Crop loss identification at field parcel scale using satellite remote sensing and machine learning
Author(s) -
Santosh Hiremath,
Samantha Wittke,
Taru Palosuo,
Jere Kaivosoja,
Fulu Tao,
Maximilian Proll,
Eetu Puttonen,
Pirjo PeltonenSainio,
Pekka Marttinen,
Hiroshi Mamitsuka
Publication year - 2021
Publication title -
plos one
Language(s) - English
Resource type - Journals
SCImago Journal Rank - 0.99
H-Index - 332
ISSN - 1932-6203
DOI - 10.1371/journal.pone.0251952
Subject(s) - normalized difference vegetation index , crop loss , scale (ratio) , machine learning , random forest , computer science , crop , remote sensing , artificial intelligence , environmental science , agricultural engineering , statistics , mathematics , cartography , geography , engineering , agronomy , leaf area index , forestry , biology
Identifying crop loss at field parcel scale using satellite images is challenging: first, crop loss is caused by many factors during the growing season; second, reliable reference data about crop loss are lacking; third, there are many ways to define crop loss.
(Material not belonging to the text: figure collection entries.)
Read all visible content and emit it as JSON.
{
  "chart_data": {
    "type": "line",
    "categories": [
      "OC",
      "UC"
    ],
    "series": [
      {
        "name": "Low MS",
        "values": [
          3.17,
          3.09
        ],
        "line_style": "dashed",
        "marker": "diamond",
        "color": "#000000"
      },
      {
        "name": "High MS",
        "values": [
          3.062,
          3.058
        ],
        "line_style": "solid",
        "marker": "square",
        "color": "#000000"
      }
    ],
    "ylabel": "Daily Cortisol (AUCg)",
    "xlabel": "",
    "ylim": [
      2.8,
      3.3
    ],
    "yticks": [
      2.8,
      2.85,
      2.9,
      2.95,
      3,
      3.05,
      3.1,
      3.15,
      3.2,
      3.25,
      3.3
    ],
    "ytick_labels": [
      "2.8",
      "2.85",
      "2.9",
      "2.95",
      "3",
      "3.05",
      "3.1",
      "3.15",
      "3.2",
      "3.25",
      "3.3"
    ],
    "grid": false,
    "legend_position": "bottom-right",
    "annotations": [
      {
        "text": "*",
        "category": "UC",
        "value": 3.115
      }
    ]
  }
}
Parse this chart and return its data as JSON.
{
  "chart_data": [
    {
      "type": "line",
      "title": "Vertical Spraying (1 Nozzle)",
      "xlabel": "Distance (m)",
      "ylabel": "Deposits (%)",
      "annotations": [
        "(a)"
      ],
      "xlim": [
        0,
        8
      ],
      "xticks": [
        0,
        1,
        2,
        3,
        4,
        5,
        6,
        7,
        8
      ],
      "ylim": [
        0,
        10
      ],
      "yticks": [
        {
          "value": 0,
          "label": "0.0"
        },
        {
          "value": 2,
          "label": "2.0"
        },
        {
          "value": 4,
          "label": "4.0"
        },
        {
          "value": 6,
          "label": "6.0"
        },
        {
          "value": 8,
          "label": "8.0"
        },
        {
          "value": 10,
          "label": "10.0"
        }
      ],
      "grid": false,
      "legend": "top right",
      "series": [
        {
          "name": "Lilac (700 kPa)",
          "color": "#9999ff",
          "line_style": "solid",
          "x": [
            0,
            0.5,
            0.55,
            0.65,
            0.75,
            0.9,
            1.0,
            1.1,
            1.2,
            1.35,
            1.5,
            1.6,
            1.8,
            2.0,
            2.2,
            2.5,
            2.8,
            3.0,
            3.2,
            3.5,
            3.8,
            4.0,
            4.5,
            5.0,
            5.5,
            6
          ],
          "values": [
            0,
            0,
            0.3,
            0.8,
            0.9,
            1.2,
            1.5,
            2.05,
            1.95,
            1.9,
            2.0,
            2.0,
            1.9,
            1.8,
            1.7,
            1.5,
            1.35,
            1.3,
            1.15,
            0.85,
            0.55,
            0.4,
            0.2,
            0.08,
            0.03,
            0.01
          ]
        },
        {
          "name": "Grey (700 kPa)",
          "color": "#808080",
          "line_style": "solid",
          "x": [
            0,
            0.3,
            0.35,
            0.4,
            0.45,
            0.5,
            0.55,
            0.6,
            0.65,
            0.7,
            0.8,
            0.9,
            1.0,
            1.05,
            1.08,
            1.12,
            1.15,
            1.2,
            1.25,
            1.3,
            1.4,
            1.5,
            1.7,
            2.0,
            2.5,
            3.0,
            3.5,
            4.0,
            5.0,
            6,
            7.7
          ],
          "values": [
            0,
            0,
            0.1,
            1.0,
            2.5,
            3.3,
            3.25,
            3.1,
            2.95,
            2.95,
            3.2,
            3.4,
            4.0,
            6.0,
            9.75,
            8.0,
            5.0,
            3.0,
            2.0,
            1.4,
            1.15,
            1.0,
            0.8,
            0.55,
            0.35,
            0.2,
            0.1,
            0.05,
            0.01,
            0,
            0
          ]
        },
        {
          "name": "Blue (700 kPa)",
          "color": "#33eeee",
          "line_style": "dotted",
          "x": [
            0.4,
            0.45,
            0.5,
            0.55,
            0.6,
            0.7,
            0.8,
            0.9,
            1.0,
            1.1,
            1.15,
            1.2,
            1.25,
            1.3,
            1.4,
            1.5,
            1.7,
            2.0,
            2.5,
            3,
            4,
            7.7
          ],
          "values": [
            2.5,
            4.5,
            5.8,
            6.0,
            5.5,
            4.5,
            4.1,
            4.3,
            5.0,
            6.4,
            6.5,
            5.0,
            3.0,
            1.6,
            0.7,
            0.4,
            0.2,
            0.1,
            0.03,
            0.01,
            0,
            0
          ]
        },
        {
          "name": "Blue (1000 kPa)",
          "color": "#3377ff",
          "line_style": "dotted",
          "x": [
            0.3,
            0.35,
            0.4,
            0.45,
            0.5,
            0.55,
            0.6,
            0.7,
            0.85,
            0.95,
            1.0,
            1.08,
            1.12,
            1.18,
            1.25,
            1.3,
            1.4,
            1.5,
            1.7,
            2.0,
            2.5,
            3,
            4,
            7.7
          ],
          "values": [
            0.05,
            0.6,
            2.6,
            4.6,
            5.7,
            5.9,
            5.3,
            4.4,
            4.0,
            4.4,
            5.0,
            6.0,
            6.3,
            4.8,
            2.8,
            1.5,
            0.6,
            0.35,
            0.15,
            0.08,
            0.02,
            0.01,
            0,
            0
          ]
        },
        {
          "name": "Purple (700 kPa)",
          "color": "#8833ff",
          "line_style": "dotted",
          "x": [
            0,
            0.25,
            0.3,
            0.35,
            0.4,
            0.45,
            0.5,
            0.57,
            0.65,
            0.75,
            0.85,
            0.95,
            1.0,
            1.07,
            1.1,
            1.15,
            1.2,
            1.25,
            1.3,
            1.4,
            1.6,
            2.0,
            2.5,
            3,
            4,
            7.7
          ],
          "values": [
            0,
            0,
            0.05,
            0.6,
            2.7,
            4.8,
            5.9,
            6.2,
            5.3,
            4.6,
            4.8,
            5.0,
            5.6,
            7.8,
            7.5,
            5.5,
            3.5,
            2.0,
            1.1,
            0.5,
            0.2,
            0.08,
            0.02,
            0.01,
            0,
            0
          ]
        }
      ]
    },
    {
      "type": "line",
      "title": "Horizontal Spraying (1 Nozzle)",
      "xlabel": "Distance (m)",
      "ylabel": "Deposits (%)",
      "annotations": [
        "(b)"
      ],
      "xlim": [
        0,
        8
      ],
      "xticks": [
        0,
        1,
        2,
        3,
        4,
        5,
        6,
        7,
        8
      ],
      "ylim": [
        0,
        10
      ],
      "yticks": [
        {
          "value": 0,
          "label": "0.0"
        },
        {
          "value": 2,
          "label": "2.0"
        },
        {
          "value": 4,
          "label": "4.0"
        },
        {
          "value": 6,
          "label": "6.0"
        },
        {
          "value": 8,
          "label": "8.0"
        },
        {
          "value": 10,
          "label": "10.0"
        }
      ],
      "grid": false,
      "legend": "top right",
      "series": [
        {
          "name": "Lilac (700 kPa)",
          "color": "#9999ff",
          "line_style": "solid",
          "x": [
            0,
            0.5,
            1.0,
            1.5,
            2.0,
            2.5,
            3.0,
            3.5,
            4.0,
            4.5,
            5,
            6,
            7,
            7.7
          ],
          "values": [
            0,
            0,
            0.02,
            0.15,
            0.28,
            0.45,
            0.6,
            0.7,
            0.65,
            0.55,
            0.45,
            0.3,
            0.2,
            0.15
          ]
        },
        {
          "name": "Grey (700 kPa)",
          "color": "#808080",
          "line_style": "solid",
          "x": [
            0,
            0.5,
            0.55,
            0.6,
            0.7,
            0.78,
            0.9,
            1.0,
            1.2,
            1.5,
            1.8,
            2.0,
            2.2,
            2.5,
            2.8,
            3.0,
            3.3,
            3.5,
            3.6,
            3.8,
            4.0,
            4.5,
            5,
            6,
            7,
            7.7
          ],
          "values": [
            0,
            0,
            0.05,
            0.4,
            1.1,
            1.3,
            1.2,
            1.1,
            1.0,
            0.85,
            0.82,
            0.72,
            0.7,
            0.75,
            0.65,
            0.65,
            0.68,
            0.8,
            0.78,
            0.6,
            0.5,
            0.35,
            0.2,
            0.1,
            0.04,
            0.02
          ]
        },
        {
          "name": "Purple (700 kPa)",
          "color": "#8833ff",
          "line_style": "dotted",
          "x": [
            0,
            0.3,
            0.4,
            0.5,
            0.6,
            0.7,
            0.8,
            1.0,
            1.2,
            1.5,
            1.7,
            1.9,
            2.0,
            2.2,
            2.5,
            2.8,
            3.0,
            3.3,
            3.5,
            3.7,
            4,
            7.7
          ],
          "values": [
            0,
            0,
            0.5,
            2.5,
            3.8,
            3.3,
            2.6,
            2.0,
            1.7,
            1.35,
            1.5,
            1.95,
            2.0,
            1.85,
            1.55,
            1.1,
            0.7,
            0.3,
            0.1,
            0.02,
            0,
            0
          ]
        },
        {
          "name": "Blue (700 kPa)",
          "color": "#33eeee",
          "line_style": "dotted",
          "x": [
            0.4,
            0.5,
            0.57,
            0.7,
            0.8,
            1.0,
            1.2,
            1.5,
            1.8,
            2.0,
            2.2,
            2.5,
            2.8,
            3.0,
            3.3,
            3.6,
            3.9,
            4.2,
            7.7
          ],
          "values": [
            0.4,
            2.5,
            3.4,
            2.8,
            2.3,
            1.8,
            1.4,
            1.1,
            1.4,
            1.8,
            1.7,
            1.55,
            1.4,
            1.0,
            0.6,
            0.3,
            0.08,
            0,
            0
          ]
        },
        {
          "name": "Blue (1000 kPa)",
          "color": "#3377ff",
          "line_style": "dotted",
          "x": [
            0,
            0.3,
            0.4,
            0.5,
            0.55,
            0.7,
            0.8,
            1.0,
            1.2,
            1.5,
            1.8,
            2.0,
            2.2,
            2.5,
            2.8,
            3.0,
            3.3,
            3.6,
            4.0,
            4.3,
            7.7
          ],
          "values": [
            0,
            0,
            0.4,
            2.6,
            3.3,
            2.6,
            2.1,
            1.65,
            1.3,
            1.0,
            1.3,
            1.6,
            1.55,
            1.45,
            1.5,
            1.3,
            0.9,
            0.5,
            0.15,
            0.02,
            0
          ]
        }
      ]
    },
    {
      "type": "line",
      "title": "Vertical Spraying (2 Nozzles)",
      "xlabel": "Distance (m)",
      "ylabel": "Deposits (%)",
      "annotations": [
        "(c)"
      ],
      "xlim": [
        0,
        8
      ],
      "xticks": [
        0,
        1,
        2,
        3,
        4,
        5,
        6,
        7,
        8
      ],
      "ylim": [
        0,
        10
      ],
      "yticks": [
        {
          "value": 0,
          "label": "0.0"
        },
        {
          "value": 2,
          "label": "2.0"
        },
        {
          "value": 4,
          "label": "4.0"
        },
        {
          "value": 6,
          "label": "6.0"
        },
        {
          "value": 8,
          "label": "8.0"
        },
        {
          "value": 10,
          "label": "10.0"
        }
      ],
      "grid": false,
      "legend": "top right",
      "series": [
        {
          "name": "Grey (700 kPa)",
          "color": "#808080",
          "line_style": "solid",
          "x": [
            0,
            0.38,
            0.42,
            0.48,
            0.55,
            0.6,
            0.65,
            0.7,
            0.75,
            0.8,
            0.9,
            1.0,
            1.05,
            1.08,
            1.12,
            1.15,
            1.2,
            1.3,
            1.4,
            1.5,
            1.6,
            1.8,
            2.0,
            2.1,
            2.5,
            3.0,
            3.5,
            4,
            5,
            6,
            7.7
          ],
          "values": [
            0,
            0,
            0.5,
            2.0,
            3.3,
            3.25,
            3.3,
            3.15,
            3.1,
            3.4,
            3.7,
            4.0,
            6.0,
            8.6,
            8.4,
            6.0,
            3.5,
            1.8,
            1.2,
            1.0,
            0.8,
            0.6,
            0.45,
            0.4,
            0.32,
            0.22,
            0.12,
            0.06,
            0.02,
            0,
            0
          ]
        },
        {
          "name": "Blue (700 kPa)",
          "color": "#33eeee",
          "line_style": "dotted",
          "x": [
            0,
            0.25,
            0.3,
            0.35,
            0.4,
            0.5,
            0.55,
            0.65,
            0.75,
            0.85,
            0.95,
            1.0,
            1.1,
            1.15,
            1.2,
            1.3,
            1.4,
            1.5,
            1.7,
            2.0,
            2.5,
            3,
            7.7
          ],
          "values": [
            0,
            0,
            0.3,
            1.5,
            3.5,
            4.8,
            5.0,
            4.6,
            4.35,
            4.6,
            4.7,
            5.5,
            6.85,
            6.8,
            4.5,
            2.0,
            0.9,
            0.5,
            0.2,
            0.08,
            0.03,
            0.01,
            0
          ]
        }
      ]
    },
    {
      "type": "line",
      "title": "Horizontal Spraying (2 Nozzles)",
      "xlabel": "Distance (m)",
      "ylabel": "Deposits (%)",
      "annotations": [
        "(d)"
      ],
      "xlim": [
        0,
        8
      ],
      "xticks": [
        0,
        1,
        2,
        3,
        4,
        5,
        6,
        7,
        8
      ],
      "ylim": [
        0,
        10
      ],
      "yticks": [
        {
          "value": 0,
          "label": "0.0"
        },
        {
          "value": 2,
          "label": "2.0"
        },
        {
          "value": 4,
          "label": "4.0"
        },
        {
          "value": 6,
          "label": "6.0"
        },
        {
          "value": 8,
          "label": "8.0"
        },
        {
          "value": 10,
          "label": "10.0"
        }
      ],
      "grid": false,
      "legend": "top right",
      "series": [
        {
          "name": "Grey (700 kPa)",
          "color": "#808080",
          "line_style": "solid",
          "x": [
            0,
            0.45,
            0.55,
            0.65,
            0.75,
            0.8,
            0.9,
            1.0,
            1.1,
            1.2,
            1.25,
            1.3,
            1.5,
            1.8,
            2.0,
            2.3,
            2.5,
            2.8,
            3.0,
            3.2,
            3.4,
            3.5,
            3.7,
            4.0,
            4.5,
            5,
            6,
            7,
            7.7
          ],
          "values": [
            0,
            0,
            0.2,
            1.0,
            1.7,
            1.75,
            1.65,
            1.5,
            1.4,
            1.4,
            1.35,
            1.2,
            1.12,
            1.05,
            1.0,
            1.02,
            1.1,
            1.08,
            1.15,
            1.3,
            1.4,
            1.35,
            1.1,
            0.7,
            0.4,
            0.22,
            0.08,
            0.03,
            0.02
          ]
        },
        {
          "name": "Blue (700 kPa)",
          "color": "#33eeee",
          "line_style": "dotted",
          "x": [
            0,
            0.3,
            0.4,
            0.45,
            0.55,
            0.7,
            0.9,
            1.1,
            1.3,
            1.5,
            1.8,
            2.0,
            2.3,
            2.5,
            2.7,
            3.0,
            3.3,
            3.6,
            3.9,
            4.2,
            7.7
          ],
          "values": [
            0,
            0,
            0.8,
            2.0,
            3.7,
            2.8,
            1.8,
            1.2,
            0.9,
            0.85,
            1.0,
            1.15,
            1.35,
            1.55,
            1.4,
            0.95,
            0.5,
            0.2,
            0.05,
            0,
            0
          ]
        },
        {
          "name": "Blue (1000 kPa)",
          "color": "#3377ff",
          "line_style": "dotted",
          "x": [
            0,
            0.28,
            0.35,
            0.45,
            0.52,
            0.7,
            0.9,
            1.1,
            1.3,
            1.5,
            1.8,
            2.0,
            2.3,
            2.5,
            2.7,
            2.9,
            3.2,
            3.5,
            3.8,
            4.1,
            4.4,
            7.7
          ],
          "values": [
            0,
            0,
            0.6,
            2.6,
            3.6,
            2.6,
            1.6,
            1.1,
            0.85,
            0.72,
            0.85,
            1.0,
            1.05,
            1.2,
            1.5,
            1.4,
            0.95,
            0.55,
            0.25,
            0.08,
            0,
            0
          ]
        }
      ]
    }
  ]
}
This study investigates the feasibility of using satellite images to train machine learning (ML) models to classify agricultural field parcels into those with and without crop loss. The reference data for this study was provided by Finnish Food Authority (FFA) containing crop loss information of approximately 1.4 million field parcels in Finland covering about 3.5 million ha from 2000 to 2015. This reference data was combined with Normalised Difference Vegetation Index (NDVI) derived from Landsat 7 images, in which more than 80% of the possible data are missing. Despite the hard problem with extremely noisy data, among the four ML models we tested, random forest (with mean imputation and missing value indicators) achieved the average AUC (area under the ROC curve) of 0.688±0.059 over all 16 years with the range [0.602, 0.795] in identifying new crop-loss fields based on reference fields of the same year. To our knowledge, this is one of the first large scale benchmark study of using machine learning for crop loss classification at field parcel scale. The classification setting and trained models have numerous potential applications, for example, allowing government agencies or insurance companies to verify crop-loss claims by farmers and realise efficient agricultural monitoring.